Suriye’de kimin kiminle savaştığı belirsiz
Suriye iç savaşı başladığında sınırlardan kitlesel geçişler
olduğunu kaydeden Uras, “Türkiye bu durumu kaldıramayacak bir vaziyette ama
kucağında buldu. Terör örgütü DEAŞ’ın ve PYD’nin elinde olan, merkezi
otoritenin elinden çıkan bir Suriye var. Kemal Kılıçdaroğlu Suriye’deki sorunu
konut olmaması sanıyor. Suriye’de kimin kiminle savaştığı belli değil, halkın
üstüne sürekli varil bombaları yağıyor” şeklinde konuştu.
Muhalefet tribünlere sesleniyor
Bayramda Suriye’ye gidenlerin hâlâ şehitlerin verildiği
güvenilir bölgelere ziyaret gerçekleştirip döndüğünü belirten Uras, “Bir suçlu
bul, günah keçisi haline getir ve üstünde tepin; bazıları için bu kadar kolay.
Uluslararası insan hakları normları açısından mültecileri zaten
gönderemezsiniz. Bunu muhalefet de biliyor ama tamamen tribünlere seslenip
siyaseten sonuç alacağını sanıyor” açıklamasında bulundu.

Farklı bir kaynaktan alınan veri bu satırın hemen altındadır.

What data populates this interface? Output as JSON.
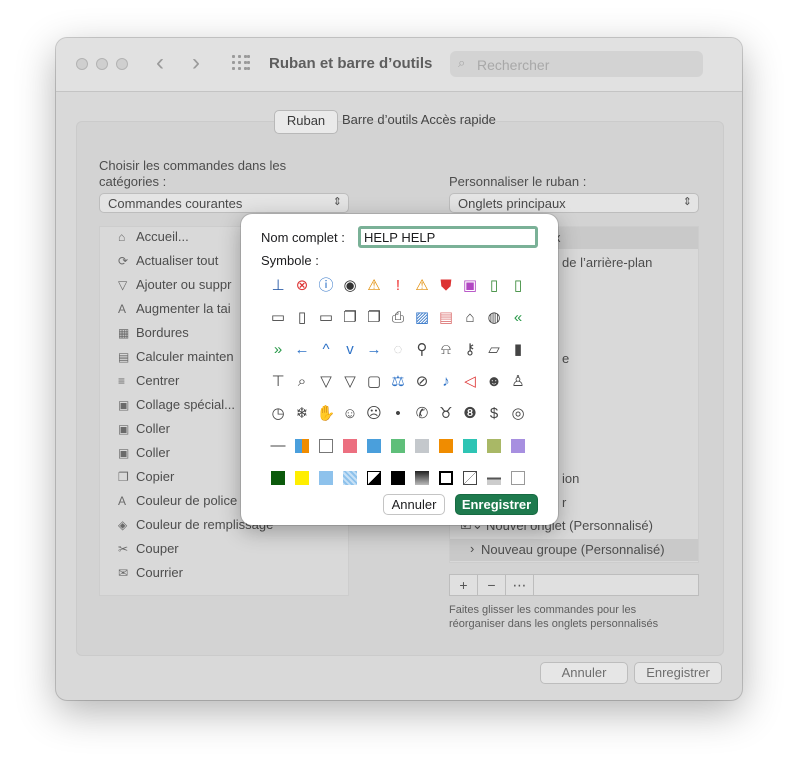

Arapça’ya düşmanlık İngilizce’ye hayranlık
Arapça konuşanlardan ve Arapça tabelalardan rahatsız
olanlara dikkat çeken Uras sözlerini şöyle noktaladı: “Araplardan ve Arapçadan
nefret edip İngilizce konuşana hayranlık duymak, bir Norveçli ile bir Afgan’a
eşitlerarası ilişki yönüyle bakamamak ve buna rağmen ırkçı, faşist olmadığını
iddia etmek gibi bir garabet içinde yaşıyoruz. Arapça gibi edebiyatı güçlü bir
dilden yararlanmak yerine bir nefret dili haline dönüştürmek, Türkiye’de bu
aydınlanmacılık; Batı merkezli kompleks, kendi toplumunun değerlerine
yabancılık gibi bir sürü faktörle iç içe geçen bir durum söz konusu.”